LE VIDE² ( le vide au carré ou à la puissance 2 )

 

Hier soir, 6 novembre, aux infos sur A 2, l’annonce du châtiment à venir pour les péchés économiques mortels que nous commettons, à répétition, depuis des annnées.

Des images  pour illustrer le propos :  voitures officielles passant lentement sous le porche de l’Elysée,  silhouettes floues et noires, dont l’une a la carrure du Premier Ministre, aussi menaçante que celle de l’exécuteur des hautes œuvres. L’ombre portée de F , le Funèbre, plus terrifiante que celle de M, le Maudit.

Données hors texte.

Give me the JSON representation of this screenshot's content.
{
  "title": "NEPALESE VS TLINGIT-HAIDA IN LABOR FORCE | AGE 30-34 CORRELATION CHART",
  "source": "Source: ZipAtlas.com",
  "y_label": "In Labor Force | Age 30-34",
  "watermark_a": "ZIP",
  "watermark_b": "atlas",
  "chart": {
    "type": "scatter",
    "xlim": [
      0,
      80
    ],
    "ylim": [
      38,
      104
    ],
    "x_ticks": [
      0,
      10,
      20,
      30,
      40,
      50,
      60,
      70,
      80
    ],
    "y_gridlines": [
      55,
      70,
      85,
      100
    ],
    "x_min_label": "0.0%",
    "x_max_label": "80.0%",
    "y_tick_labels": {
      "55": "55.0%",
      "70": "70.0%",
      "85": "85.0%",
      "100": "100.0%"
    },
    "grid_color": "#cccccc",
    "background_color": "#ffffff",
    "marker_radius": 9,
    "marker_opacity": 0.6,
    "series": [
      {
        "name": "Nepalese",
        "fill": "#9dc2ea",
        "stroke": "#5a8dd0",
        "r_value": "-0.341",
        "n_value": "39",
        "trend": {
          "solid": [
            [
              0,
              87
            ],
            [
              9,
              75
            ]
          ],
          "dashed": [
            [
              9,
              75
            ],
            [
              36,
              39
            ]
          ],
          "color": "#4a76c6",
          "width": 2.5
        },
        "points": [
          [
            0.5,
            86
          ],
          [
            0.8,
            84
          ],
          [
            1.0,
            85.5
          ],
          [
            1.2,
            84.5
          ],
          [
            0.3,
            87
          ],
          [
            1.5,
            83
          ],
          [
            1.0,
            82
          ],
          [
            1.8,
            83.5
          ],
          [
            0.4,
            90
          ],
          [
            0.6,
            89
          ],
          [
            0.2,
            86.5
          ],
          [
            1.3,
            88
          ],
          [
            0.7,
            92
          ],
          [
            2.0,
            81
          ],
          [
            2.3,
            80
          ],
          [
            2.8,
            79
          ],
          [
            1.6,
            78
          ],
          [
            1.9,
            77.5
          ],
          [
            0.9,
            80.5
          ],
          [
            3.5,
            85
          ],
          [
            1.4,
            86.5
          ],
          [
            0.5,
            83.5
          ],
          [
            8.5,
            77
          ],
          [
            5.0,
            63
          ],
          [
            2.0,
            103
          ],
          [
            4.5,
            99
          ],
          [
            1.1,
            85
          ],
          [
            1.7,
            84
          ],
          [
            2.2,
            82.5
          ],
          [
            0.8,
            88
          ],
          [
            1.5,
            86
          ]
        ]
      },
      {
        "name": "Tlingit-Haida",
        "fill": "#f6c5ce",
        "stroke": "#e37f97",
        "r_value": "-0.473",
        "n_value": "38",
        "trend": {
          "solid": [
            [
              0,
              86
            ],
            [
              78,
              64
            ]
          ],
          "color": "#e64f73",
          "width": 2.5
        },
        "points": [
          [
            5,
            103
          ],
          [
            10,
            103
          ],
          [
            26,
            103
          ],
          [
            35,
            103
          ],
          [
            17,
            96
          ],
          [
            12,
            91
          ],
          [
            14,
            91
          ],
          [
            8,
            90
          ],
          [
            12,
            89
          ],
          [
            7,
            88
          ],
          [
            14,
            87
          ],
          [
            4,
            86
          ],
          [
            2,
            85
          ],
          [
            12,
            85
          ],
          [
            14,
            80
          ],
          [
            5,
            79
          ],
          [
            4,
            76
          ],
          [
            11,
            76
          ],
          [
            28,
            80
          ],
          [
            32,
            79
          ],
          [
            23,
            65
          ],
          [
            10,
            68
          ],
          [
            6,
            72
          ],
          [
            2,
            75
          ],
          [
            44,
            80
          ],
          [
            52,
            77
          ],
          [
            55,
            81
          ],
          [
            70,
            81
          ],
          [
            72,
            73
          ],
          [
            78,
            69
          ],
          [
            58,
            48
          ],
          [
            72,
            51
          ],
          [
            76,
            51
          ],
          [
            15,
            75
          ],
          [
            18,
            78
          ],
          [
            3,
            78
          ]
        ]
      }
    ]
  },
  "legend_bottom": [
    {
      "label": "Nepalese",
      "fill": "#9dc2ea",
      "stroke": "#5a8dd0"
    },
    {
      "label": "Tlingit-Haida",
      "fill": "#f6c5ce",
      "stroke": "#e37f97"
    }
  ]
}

Et alors ? Qu’apportent cette mobilisation de cameramen et cette invasion de nos rétines ? Délayage, redondance, remplissage, doublon, battologie,…

Alexandre Dumas, lorsque ses romans paraissaient en feuilletons, était payé à la ligne. D’où la pléthore de phrases courtes et d’exclamations. Il a fait école : ces  reportages   au kilomètre valent leur pesant de vent et de vacuité.

La radio n’est pas en reste de tranches de vies sensées donner du poids à la démonstration et affiner la pédagogie. Tout dernièrement, les reporters de France Inter, casques lourds sur la tête et gilets pare-balles enfilés, ,  se déplaçaient à Athènes pour coller à la crise  et se situer, au mépris de tous les dangers, sur le front des opérations monétaires.  Qu’apporte en densité l’interview de grecs parlant français, au pied de l’Acropole ? Quelle est la valeur ajoutée, en termes de qualité de l’information, de micro trottoirs sur les quais du Pirée ? Tout cela s’apparente à des décors en trompe l’oeil.

Dans la rubrique «  Je te remets une louche de réalisme », que dire d’une récente chronique sur les feux de forêt à La Réunion, dont, pour faire vrai et dramatique, le fond sonore était constitué par le vrombissement d’un bombardier d’eau ? Dans L’arroseur arrosé, des Frères Lumière, la séquence avait le mérite d’être muette. Elle y gagnait en véracité.